Board pearl: When the vignette gives age, Pap result, HPV result, and a brief history, organize your decision: age cutoff → cytology grade → HPV result/genotype → prior history → match to the ASCCP risk threshold. This systematic approach prevents pattern-matching errors.

— "18-year-old sexually active for 2 years presents for first Pap"
— Correct answer: No screening indicated until age 21; provide HPV vaccination, STI screening, contraception counseling
— "67-year-old with three negative Paps in her 50s and 60s"
— Correct answer: Discontinue screening, document adequate prior negative screening
— "30-year-old, ASC-US on Pap, HPV negative"
— Correct answer: Return to routine screening (co-test in 3 years) — not 1-year follow-up
— "22-year-old with LSIL on first Pap"
— Correct answer: Repeat cytology in 1 year — not colposcopy, not HPV reflex
— "20-year-old HIV-positive woman, sexually active"
— Correct answer: Begin screening now with annual cytology
— "26-year-old at 18 weeks gestation, HSIL on Pap"
— Correct answer: Colposcopy with biopsy (no ECC, no treatment unless invasion); reassess postpartum
— "45-year-old with postcoital bleeding and friable cervical mass; recent Pap normal"
— Correct answer: Biopsy the lesion directly — do not repeat Pap
— "55-year-old s/p TAH-BSO for fibroids, no CIN history, presents for Pap"

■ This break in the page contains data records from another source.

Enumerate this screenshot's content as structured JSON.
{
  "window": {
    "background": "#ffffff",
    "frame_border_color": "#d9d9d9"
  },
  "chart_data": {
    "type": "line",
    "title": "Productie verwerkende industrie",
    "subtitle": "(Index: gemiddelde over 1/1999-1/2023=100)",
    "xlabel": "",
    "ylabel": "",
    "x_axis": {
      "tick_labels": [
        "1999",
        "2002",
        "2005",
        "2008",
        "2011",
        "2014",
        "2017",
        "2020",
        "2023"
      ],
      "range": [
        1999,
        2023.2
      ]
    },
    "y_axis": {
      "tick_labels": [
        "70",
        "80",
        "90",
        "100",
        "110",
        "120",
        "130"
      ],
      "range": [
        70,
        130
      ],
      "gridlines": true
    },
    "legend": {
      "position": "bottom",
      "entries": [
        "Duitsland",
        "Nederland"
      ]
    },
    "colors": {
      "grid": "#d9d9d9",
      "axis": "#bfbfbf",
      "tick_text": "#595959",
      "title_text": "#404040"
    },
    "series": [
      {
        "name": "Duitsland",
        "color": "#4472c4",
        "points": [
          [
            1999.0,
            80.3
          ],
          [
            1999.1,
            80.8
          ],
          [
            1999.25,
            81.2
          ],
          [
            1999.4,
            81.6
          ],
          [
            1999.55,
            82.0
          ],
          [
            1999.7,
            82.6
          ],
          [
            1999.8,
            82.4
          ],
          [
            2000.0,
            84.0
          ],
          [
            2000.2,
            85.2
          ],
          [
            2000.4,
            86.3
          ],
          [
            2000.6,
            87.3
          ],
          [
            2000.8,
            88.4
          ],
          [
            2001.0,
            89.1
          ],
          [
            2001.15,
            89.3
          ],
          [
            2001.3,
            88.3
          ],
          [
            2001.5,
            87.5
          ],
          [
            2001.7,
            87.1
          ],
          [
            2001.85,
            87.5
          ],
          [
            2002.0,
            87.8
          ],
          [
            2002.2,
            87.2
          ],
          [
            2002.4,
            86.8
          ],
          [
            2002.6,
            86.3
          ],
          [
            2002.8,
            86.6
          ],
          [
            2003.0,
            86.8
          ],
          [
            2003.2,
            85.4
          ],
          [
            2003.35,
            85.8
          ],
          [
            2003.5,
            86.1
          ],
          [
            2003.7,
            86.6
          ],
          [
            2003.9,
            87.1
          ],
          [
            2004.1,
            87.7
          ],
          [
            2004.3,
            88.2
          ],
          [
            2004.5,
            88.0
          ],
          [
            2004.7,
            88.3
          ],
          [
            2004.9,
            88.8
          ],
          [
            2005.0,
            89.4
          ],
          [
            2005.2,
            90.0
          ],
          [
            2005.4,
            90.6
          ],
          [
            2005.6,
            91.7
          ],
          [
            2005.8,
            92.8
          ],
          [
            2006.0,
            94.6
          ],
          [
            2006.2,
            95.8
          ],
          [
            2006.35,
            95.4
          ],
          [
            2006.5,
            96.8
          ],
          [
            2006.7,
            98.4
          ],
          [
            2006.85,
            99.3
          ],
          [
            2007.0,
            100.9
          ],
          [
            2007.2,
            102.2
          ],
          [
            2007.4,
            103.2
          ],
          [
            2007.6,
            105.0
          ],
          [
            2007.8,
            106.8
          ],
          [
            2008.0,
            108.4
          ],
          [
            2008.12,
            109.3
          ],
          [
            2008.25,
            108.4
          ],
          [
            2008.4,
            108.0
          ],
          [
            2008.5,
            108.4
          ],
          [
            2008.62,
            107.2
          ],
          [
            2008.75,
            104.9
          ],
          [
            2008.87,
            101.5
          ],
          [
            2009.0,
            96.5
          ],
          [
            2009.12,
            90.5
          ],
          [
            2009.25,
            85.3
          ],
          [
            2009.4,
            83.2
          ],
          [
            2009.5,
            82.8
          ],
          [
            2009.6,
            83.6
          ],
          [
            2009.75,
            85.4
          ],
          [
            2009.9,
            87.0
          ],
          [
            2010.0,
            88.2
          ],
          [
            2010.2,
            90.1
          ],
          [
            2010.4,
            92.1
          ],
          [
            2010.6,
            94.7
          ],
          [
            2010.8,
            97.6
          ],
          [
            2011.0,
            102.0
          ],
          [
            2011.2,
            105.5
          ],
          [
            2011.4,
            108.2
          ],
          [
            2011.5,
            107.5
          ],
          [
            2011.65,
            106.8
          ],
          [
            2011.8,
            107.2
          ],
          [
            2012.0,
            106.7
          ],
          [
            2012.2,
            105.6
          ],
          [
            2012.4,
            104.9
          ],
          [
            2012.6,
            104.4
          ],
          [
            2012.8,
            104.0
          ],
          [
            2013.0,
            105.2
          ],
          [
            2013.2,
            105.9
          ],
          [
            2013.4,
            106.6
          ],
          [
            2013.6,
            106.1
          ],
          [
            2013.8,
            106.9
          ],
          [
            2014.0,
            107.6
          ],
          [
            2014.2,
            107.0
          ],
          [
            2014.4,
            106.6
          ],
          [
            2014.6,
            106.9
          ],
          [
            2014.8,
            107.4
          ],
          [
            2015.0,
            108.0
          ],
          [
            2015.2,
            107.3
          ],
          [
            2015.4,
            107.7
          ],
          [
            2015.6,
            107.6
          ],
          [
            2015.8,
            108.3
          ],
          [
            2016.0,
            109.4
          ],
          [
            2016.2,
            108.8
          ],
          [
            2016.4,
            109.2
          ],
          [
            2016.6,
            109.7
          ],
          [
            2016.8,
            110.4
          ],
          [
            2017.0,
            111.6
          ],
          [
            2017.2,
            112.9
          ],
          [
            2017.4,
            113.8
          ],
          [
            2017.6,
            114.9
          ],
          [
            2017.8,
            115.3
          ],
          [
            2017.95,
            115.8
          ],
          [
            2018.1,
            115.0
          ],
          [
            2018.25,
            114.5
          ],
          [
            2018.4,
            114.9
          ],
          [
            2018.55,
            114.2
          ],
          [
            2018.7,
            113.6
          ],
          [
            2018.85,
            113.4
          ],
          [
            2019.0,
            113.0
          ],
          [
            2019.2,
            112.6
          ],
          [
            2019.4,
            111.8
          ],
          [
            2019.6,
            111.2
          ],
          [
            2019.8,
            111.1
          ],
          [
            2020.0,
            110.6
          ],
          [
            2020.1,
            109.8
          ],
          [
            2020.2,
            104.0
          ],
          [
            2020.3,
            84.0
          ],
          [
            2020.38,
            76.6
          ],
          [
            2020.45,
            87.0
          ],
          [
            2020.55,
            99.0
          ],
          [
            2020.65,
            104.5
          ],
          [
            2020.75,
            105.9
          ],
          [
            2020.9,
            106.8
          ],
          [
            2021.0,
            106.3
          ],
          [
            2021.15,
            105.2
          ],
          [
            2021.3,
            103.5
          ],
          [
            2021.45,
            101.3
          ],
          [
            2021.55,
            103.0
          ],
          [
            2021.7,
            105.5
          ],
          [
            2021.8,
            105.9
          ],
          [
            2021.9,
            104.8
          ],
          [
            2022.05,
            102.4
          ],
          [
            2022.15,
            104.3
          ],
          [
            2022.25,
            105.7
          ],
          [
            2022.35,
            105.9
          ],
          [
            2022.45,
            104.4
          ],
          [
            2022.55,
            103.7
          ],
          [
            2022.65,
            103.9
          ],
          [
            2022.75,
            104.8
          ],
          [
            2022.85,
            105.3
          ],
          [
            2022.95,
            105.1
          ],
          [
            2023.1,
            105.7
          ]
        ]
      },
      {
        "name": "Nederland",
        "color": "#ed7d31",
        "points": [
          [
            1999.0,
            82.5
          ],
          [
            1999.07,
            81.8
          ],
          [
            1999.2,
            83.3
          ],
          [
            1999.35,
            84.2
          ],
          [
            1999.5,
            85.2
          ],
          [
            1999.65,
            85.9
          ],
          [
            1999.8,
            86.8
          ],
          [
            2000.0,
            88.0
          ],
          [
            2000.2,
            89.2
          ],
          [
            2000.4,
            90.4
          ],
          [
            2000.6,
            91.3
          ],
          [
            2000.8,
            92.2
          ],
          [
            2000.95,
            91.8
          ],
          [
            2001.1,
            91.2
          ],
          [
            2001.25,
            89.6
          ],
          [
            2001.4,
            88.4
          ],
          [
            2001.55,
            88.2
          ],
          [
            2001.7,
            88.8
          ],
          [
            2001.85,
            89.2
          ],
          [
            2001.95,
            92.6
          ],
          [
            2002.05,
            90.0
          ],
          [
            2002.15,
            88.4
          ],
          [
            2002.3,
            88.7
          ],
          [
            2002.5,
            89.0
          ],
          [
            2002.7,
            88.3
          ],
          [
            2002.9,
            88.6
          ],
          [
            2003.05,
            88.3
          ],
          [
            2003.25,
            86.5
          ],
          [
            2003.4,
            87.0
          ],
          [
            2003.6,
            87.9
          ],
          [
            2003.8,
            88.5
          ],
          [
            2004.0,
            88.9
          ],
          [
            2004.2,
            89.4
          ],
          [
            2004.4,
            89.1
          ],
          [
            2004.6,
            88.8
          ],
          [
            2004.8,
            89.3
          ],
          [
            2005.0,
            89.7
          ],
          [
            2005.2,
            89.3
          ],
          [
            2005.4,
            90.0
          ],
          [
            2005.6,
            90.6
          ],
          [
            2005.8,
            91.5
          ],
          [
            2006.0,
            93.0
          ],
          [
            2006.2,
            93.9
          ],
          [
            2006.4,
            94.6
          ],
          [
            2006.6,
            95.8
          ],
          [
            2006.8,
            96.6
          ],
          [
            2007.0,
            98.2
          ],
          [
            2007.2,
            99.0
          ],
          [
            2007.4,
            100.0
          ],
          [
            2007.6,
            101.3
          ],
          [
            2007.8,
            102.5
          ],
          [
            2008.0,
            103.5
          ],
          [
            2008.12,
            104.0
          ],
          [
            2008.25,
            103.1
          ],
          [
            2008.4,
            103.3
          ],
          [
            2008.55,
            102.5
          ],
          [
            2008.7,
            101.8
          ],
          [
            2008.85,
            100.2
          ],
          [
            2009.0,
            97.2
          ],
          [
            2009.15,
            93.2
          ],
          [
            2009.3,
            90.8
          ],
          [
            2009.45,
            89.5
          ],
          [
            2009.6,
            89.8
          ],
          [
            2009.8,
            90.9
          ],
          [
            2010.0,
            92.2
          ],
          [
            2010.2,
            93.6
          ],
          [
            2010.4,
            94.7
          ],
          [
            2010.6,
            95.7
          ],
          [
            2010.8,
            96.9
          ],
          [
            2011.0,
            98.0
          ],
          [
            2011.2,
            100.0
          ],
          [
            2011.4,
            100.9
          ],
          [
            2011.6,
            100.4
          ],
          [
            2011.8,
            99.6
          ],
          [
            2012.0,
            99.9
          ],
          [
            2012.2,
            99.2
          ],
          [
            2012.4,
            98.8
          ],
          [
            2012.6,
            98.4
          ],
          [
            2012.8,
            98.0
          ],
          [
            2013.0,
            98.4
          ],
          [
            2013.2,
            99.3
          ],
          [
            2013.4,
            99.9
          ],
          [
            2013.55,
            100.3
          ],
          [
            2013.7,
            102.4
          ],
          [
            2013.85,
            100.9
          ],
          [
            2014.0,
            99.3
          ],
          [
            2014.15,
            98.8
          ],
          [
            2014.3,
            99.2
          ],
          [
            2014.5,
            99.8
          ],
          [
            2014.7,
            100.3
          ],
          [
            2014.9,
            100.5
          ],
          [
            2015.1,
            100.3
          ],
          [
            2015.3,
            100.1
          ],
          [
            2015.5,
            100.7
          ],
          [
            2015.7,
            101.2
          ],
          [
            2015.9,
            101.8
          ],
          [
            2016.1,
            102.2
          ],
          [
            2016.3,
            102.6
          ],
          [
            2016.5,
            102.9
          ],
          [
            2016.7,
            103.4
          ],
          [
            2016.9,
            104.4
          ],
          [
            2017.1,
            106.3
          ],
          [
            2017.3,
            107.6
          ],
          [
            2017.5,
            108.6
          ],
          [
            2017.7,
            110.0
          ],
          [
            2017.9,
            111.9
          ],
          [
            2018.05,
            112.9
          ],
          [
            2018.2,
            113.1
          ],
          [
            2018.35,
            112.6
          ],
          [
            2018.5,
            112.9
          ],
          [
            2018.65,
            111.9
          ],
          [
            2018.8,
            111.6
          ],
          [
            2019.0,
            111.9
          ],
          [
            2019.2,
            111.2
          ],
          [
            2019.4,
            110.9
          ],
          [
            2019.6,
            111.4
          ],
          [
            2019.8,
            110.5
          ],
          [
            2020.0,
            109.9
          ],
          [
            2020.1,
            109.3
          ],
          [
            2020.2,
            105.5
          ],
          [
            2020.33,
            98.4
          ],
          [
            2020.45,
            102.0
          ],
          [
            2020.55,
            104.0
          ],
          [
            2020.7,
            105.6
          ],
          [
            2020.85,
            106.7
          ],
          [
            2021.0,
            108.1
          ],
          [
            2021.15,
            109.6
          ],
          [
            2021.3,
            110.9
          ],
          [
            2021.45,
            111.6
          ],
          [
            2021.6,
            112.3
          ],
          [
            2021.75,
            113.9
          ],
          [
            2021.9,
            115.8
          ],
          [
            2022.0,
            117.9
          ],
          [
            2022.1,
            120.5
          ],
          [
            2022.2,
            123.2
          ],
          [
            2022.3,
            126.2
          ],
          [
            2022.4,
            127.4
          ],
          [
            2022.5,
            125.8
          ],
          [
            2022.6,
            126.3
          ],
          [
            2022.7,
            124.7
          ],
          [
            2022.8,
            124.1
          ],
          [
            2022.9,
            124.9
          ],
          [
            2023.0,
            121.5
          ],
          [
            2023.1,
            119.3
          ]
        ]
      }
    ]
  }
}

— Correct answer: No further cervical/vaginal cytology indicated
— "42-year-old, AGC on Pap"
— Correct answer: Colposcopy + ECC + endometrial biopsy
— "34-year-old, NILM cytology, HPV 16 positive"
— Correct answer: Colposcopy (HPV 16/18 positivity is a colposcopy indication regardless of cytology)
— "29-year-old s/p LEEP for CIN3 six months ago"
— Correct answer: HPV-based testing now, then annually until 3 negatives, then q3y for 25 years
Key distinction: Recognize the trap of "do something" answers in young patients. In ages 21–24 with low-grade abnormalities, "repeat in 1 year" is usually correct, and "colposcopy now" is the distractor designed to punish over-aggressive management.

Cervical cancer screening is a risk-based, age-stratified preventive intervention: start cytology at age 21, integrate hrHPV testing from age 25–30, screen every 3–5 years per modality, manage abnormal results by ASCCP 2019 risk thresholds, treat CIN2/3 with LEEP (except in pregnancy and young women preserving fertility), and stop at age 65 only with adequate prior negative screening.
Board pearl: When in doubt on a Step 3 cervical screening question, anchor on patient age, cytology grade, HPV status, prior history, and immune status — the right answer almost always falls out of this five-variable assessment matched against the ASCCP risk thresholds.